Pizza, beer, potatoes, and tacos at 78° North

How a town’s unhealthy relationship with late-night pizza was remedied by a potato stand.

Over spring break, I had the pleasure of visiting my sister, Emma Bland in Longyearbyen, Svalbard. As much as this trip was supposed to be about catching up with my sister, and messing with the all sky camera at the observatory:

My sister does stuff with radar at the north pole. She also knows when* the all sky camera at the observatory is taking photos

* it's every 20 seconds, so this was not that hard pic.twitter.com/WsrB7BJcc8

— James Bland (@JamesBland_Econ) March 10, 2020

I couldn’t help nerding out with this little story about negative externalities, and a solution to the problem involving street food.

Pre-2019 Longyearbyen

Longyearbyen is a town in the high Arctic. Historically, it has had strategic and coal-mining roots, but this has mostly given way to tourism and research. Temperatures are often way below freezing, and if one is leaving town, one has to take a rifle with them in case there is a polar bear. My sister, Dr. Emma Bland, is a postdoc at the University Center in Svalbard, and when she’s not studying the aurora she spends her time exploring nearby mountains, glaciers, and ice caves by foot, skis, and snowmobile.

Despite its remote location, the tourism industry ensures that Longyearbyen has a vibrant restaurant and bar scene. As such, it is not uncommon for people to be walking home from a merry evening on the town in the wee hours of the morning. What does one frequently crave after a walk home from the pub? Well, this can be somewhat location-dependent. For example, in my hometown of Melbourne, it is traditional to satisfy one’s late-night cravings with a kebab:

However, it turns out that less-than-sober Norwegians’ tastes are more geared towards “Italian” food, so the aforementioned ambulations to one’s domicile are more likely accompanied by a pizza. In fact, given that there are no pizza places open during customary post-drinking times, these pizzas are most likely frozen pizzas, cooked in the comfort of one’s own home.

This is where things start to become a bit dangerous. A frozen pizza takes some time to cook, and since our merry protagonist is getting a bit drowsy by this point in the evening, it is not uncommon for people to fall asleep before the pizza is ready, and then get woken up by the fire department when the pizza is a bit on the well-done side of charred and smoking.
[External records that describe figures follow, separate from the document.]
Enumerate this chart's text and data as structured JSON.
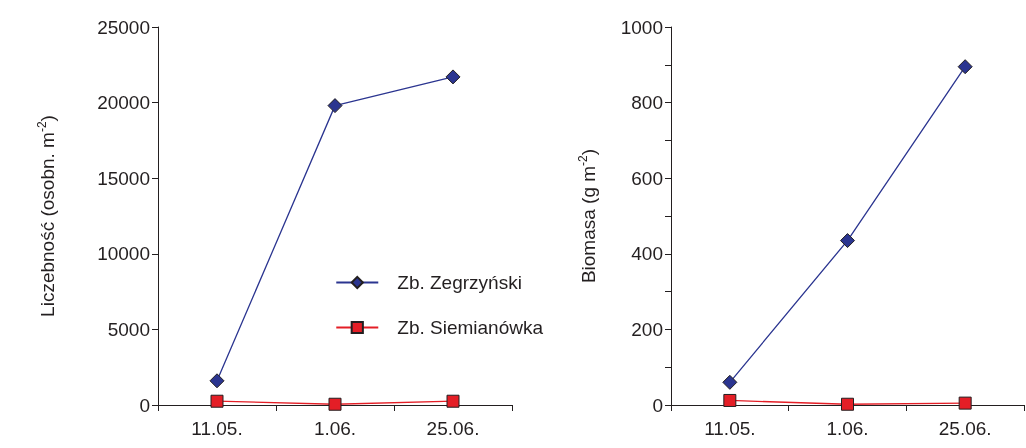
{
  "chart_data": [
    {
      "type": "line",
      "ylabel": "Liczebność (osobn. m$^{-2}$)",
      "categories": [
        "11.05.",
        "1.06.",
        "25.06."
      ],
      "ylim": [
        0,
        25000
      ],
      "yticks": [
        0,
        5000,
        10000,
        15000,
        20000,
        25000
      ],
      "legend": "right",
      "grid": false,
      "series": [
        {
          "name": "Zb. Zegrzyński",
          "color": "#2b3590",
          "marker": "diamond",
          "values": [
            1600,
            19800,
            21700
          ]
        },
        {
          "name": "Zb. Siemianówka",
          "color": "#e41e26",
          "marker": "square",
          "values": [
            250,
            50,
            250
          ]
        }
      ]
    },
    {
      "type": "line",
      "ylabel": "Biomasa (g m$^{-2}$)",
      "categories": [
        "11.05.",
        "1.06.",
        "25.06."
      ],
      "ylim": [
        0,
        1000
      ],
      "yticks": [
        0,
        {
          "value": 100,
          "label": null
        },
        200,
        {
          "value": 300,
          "label": null
        },
        400,
        {
          "value": 500,
          "label": null
        },
        600,
        {
          "value": 700,
          "label": null
        },
        800,
        {
          "value": 900,
          "label": null
        },
        1000
      ],
      "legend": false,
      "grid": false,
      "series": [
        {
          "color": "#2b3590",
          "marker": "diamond",
          "values": [
            60,
            435,
            895
          ]
        },
        {
          "color": "#e41e26",
          "marker": "square",
          "values": [
            12,
            2,
            5
          ]
        }
      ]
    }
  ]
}
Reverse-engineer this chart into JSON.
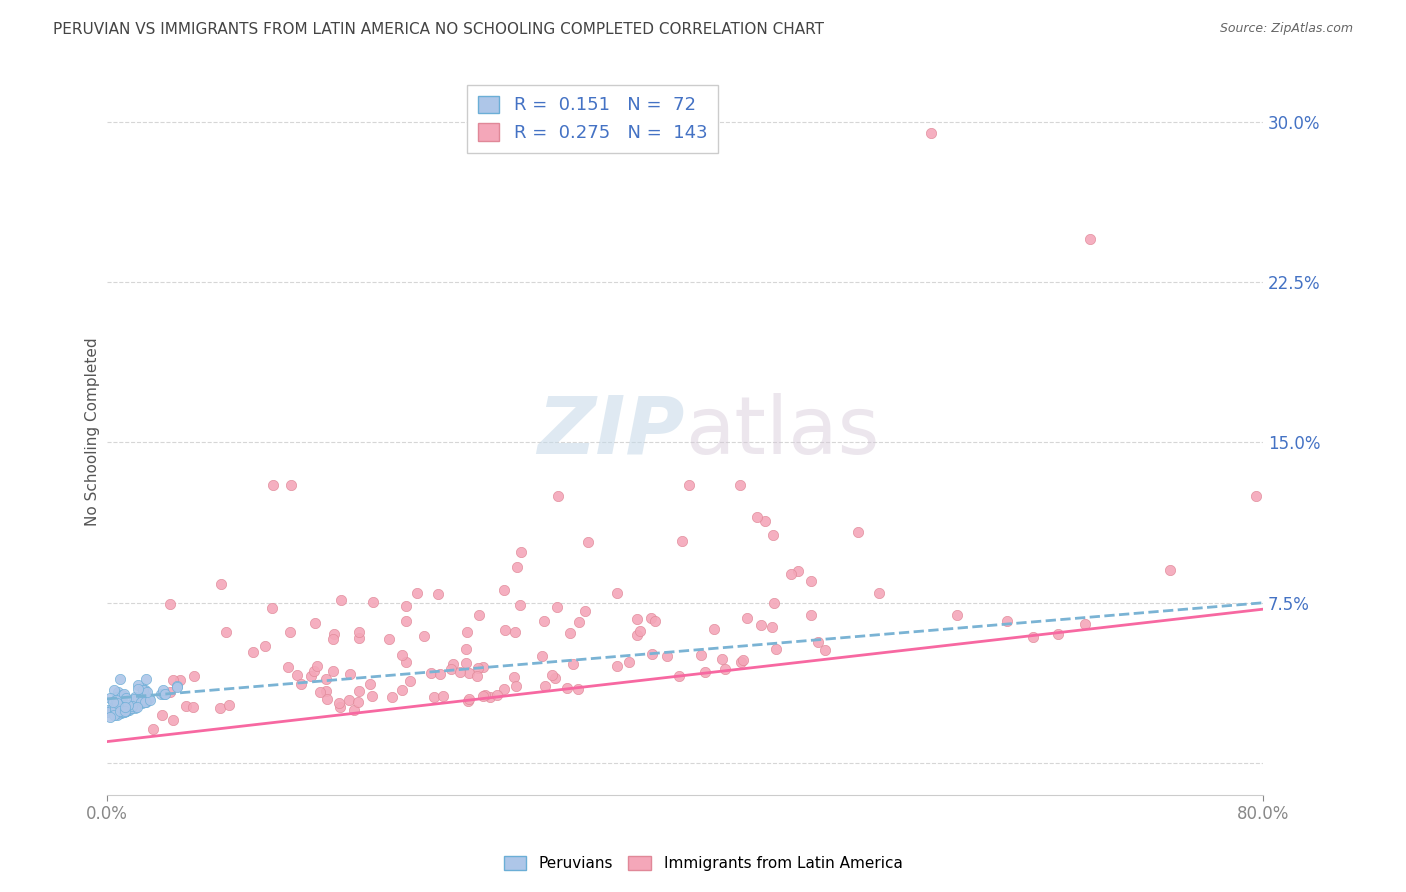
{
  "title": "PERUVIAN VS IMMIGRANTS FROM LATIN AMERICA NO SCHOOLING COMPLETED CORRELATION CHART",
  "source": "Source: ZipAtlas.com",
  "ylabel": "No Schooling Completed",
  "yticks": [
    0.0,
    0.075,
    0.15,
    0.225,
    0.3
  ],
  "ytick_labels": [
    "",
    "7.5%",
    "15.0%",
    "22.5%",
    "30.0%"
  ],
  "xlim": [
    0.0,
    0.8
  ],
  "ylim": [
    -0.015,
    0.325
  ],
  "peruvian_R": 0.151,
  "peruvian_N": 72,
  "latinam_R": 0.275,
  "latinam_N": 143,
  "peruvian_color": "#aec6e8",
  "latinam_color": "#f4a7b9",
  "trendline_peruvian_color": "#7ab3d4",
  "trendline_latinam_color": "#f768a1",
  "watermark_ZIP": "ZIP",
  "watermark_atlas": "atlas",
  "legend_label_peruvian": "Peruvians",
  "legend_label_latinam": "Immigrants from Latin America",
  "background_color": "#ffffff",
  "grid_color": "#cccccc",
  "title_color": "#444444",
  "blue_color": "#4472c4"
}
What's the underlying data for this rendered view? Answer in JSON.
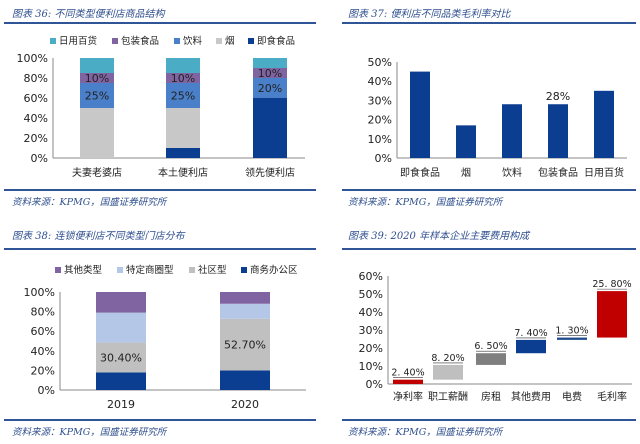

Fire is a very serious issue for Longyearbyen. Most people live in closely-spaced wooden apartments, so the consequences of a fire are rarely isolated to one home. Additionally, smoke detectors automatically call the fire department, and so these activities not only put quite a few people in danger, but are also a drain on emergency responders’ resources.

Let’s have a think about this from a Principles of Microeconomics standpoint. Consumption of frozen pizzas in Longyearbyen imposes a negative externality on our late-night chef’s neighbors. Hence, the supply curve does not measure the full social marginal cost of the good:

Therefore, frozen pizza consumption is too high: since consumers and producers do not bear the entire cost of frozen pizzas, the market encourages too much late-night pizza cooking from society’s standpoint.

A more usual Principles of Micro solution to this would be to impose a tax on frozen pizzas, which makes consumers pay the full social cost of their activities. However, sometimes by happy accident (or unhappy accident, if we’re talking about Jurassic Park), life finds a way.

A partial fix

This all changed in 2019, when a potato stand opened up in downtown Lonyearbyen. This stand is currently open between 10pm and 4am, Friday-Sunday. So people are much less likely to be hungry when they get home from the pub. In addition to this, there is also a taco truck open Wednesday-Saturday fulfilling this need. Tacos and potatoes are substitutes for frozen pizzas, so having these food trucks available late at night means that demand for frozen pizzas has shifted to the left, and the fire department’s dreaded “Tørrkoking” (“dry cooking”) callouts are on the way down.

As the local English-language newspaper puts it:

Kjelleberg’s [potato] truck– and therefore likely Styrsell’s [taco truck] – is satisfying more than just people looking for something different – or anything at all in the wee-morning hours when pubs close and all other eateries are closed. The Longyearbyen Fire Department praised Kjelleberg for providing such an option because it reduced the likelihood of intoxicated people igniting “dry cooking” fires by falling asleep while trying to cook food at home, which the department has called its top threat the past several years.

While there really aren’t enough years to do a propper analysis with (say) synthetic controls, it looks like these food trucks are bringing more than just tasty food to the community.

To paraphrase Adam Smith:

It is not from the benevolence of the potato vendor or the taco truck owner, that we expect to safely satisfy our late-night cravings, but from their regard to their own interest. We address ourselves, not to their humanity but to their self-love, and never talk to them of our own necessities but of their advantages.